February movie reviews
In theaters:
KNOCK AT THE CABIN
This one goes in the good Shyamalan pile. The trailer unwisely gave away whether or not this "apocalypse" threat driving the story is real or not, but there is still a great deal of suspense and some fine performances, particularly from a never better Dave Bautista.
INFINITY POOL
God I am so tired of these movies that just put inexplicable, bizarre crap up onscreen and we are just supposed to automatically accept it as brilliant art because reasons. Even with a hallucinogenic orgy involving Mia Goth this movie is a crushing bore. The "plot" if you can call it that involves rich people cloning themselves, only to kill the clones for sport. But it's just a pretense for the director (David Cronenberg's kid) to show a collection of gross images. I hate this shit. See you in December high on the 10 worst list.
WOMEN TALKING
Well, this is an accurate title. It pretty much is just a film with a bunch of women having conversations with each other. But that's okay when those women include such terrific actresses. And not just the bigger names like Rooney Mara and the fantastic Jessie Buckley, but all the way down to actresses whose names I still don't know. I also know this was good because I was in a terrible mood when I saw it and it still drew me in.
TRIANGLE OF SADNESS
Nominated for best picture, this is another of 2022's trend of satires about rich people being horrible.

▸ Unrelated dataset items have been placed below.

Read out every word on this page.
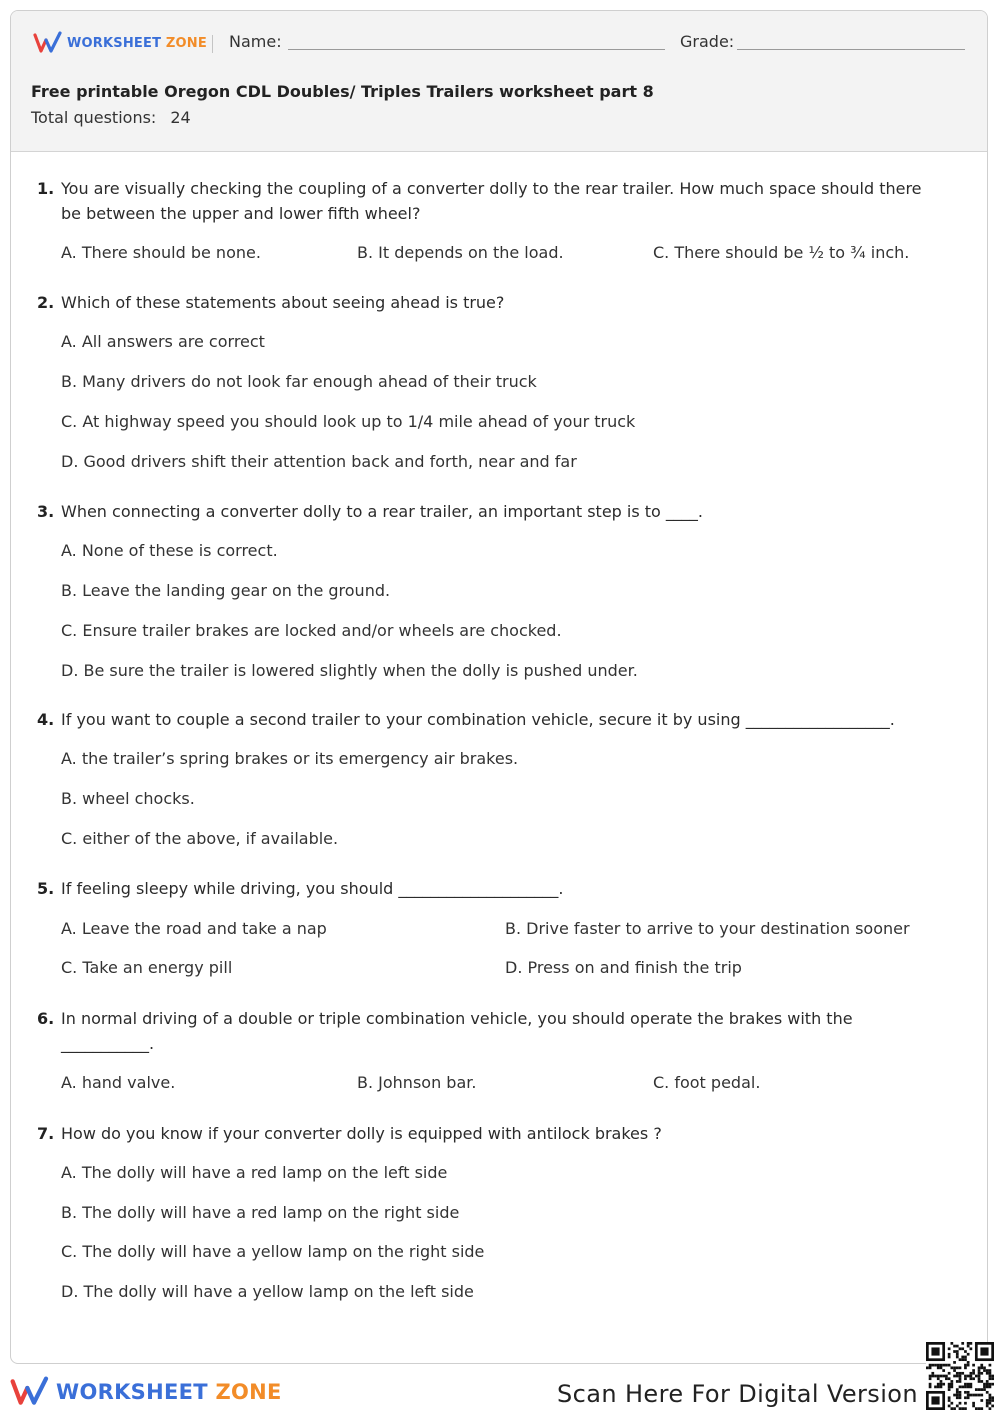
WORKSHEET ZONE Name:	Grade:
Free printable Oregon CDL Doubles/ Triples Trailers worksheet part 8
Total questions: 24
1. You are visually checking the coupling of a converter dolly to the rear trailer. How much space should there be between the upper and lower fifth wheel?
A. There should be none.	B. It depends on the load.	C. There should be ½ to ¾ inch.
2. Which of these statements about seeing ahead is true?
A. All answers are correct
B. Many drivers do not look far enough ahead of their truck
C. At highway speed you should look up to 1/4 mile ahead of your truck
D. Good drivers shift their attention back and forth, near and far
3. When connecting a converter dolly to a rear trailer, an important step is to ____.
A. None of these is correct.
B. Leave the landing gear on the ground.
C. Ensure trailer brakes are locked and/or wheels are chocked.
D. Be sure the trailer is lowered slightly when the dolly is pushed under.
4. If you want to couple a second trailer to your combination vehicle, secure it by using __________________.
A. the trailer’s spring brakes or its emergency air brakes.
B. wheel chocks.
C. either of the above, if available.
5. If feeling sleepy while driving, you should ____________________.
A. Leave the road and take a nap	B. Drive faster to arrive to your destination sooner
C. Take an energy pill	D. Press on and finish the trip
6. In normal driving of a double or triple combination vehicle, you should operate the brakes with the ___________.
A. hand valve.	B. Johnson bar.	C. foot pedal.
7. How do you know if your converter dolly is equipped with antilock brakes ?
A. The dolly will have a red lamp on the left side
B. The dolly will have a red lamp on the right side
C. The dolly will have a yellow lamp on the right side
D. The dolly will have a yellow lamp on the left side
WORKSHEET ZONE	Scan Here For Digital Version
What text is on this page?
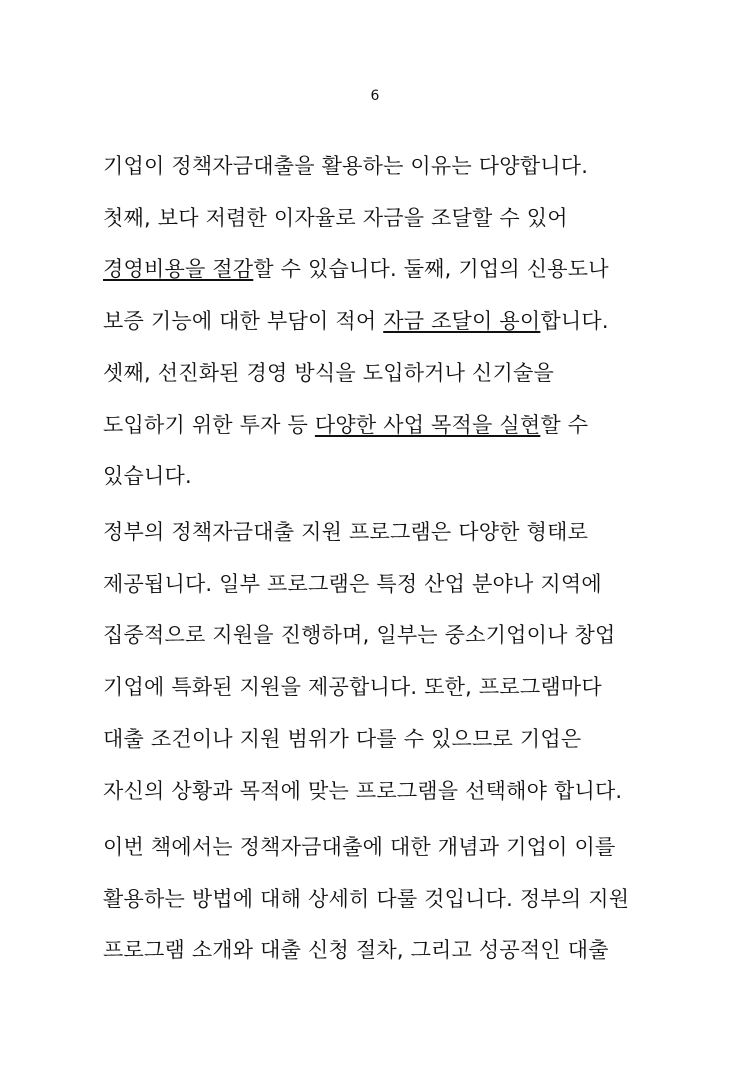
6
기업이 정책자금대출을 활용하는 이유는 다양합니다.
첫째, 보다 저렴한 이자율로 자금을 조달할 수 있어
경영비용을 절감할 수 있습니다. 둘째, 기업의 신용도나
보증 기능에 대한 부담이 적어 자금 조달이 용이합니다.
셋째, 선진화된 경영 방식을 도입하거나 신기술을
도입하기 위한 투자 등 다양한 사업 목적을 실현할 수
있습니다.
정부의 정책자금대출 지원 프로그램은 다양한 형태로
제공됩니다. 일부 프로그램은 특정 산업 분야나 지역에
집중적으로 지원을 진행하며, 일부는 중소기업이나 창업
기업에 특화된 지원을 제공합니다. 또한, 프로그램마다
대출 조건이나 지원 범위가 다를 수 있으므로 기업은
자신의 상황과 목적에 맞는 프로그램을 선택해야 합니다.
이번 책에서는 정책자금대출에 대한 개념과 기업이 이를
활용하는 방법에 대해 상세히 다룰 것입니다. 정부의 지원
프로그램 소개와 대출 신청 절차, 그리고 성공적인 대출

But where Glass Onion couched that in a super fun comedic mystery, and The Menu in more of a suspenseful dark comedy, Triangle of Sadness just beats you over the head with its one thing to say: "Wow, look at how disgusting rich people are." Still, I found the first two acts of this to be reasonably entertaining. Act two in particular aboard a yacht goes to some levels of grotesque absurdity that you can't help but laugh. But then there is that final act, where some of the cast is stranded on an island, and this just....won't....end. Until the credits roll with one of those annoying endings that isn't an ending. The fact that this got the best picture nod over the other 2 rich people suck movies is a travesty.
COCAINE BEAR
The hope was that this would be a genuinely fun movie, and not just a lazy movie coasting on its silly title and premise. But like pretty much every one of these would-be cult movies, when the movie itself is too self aware the fun is lost. At its best, Cocaine Bear evokes a lost 80s cheesefest (it even takes place then), and there are a couple amusing sequences, but there is too little of the bear and too much of the rather boring collection of human characters. It certainly has the oddest "in loving memory of" credit in the history of film.
A MAN CALLED OTTO
Wow was this one undersold by its marketing. The trailers hard sold this as Tom Hanks being a funny grump, with a bunch of scenes of him with the cat and the little kids. That stuff IS here, but this is film is much sadder and more emotional. Hanks has his best role in quite a while here and he nails it.
Everything else:
SCHOOL TIES
With Brendan Fraser possibly winning an Oscar soon, I wanted to check out his first big dramatic role, in this film set in the 50s where Fraser is a prep school kid hiding his Jewish heritage. The film is pretty solid drama, but it is most notable for how many soon to be stars were in this, many right at the start of their careers. This thing has Fraser, Matt Damon, Ben Affleck, Chris O'Donnell and Cole Hauser. All are excellent.
HOUSE PARTY (2023)
Jesus, what was the point? Not that House Party is some sacred text, but why go through the trouble of a reboot (remake? Not even sure what this is supposed to be) if you were just going to chuck everything that made the original (and at least parts of 2 and 3) work? This one gives us two absolutely charisma-free leads, and has them throw a party at LeBron James house. So relatable. James produced this and appears. With this and Space Jam 2 he clearly has no clue how to move into movies. Nothing in the movie is funny. One of the lead guys keeps saying "bro" every third word, which annoyed the fuck out of me. The filmmakers knew they had nothing, so we just get a collection of cameos (nice seeing Mya at least). And then there is a third act detour into a ridiculous storyline involving the illuminati. Uh, this was supposed to be a House Party movie. Go join Infinity Pool on the worst list.
BLONDE
Ana de Armas got nominated for best actress for playing Marilyn Monroe in this very impressionistic, not very truthful biopic. It's a strange movie, since according to the movie her life was nonstop misery and torture, usually at the hands of men. The film gets very repetitive, and the last 45 minutes or so are a chore to get through (NO reason this needs to be 2 1/2 hours). Armas is excellent though, and at least carries the film to the finish line.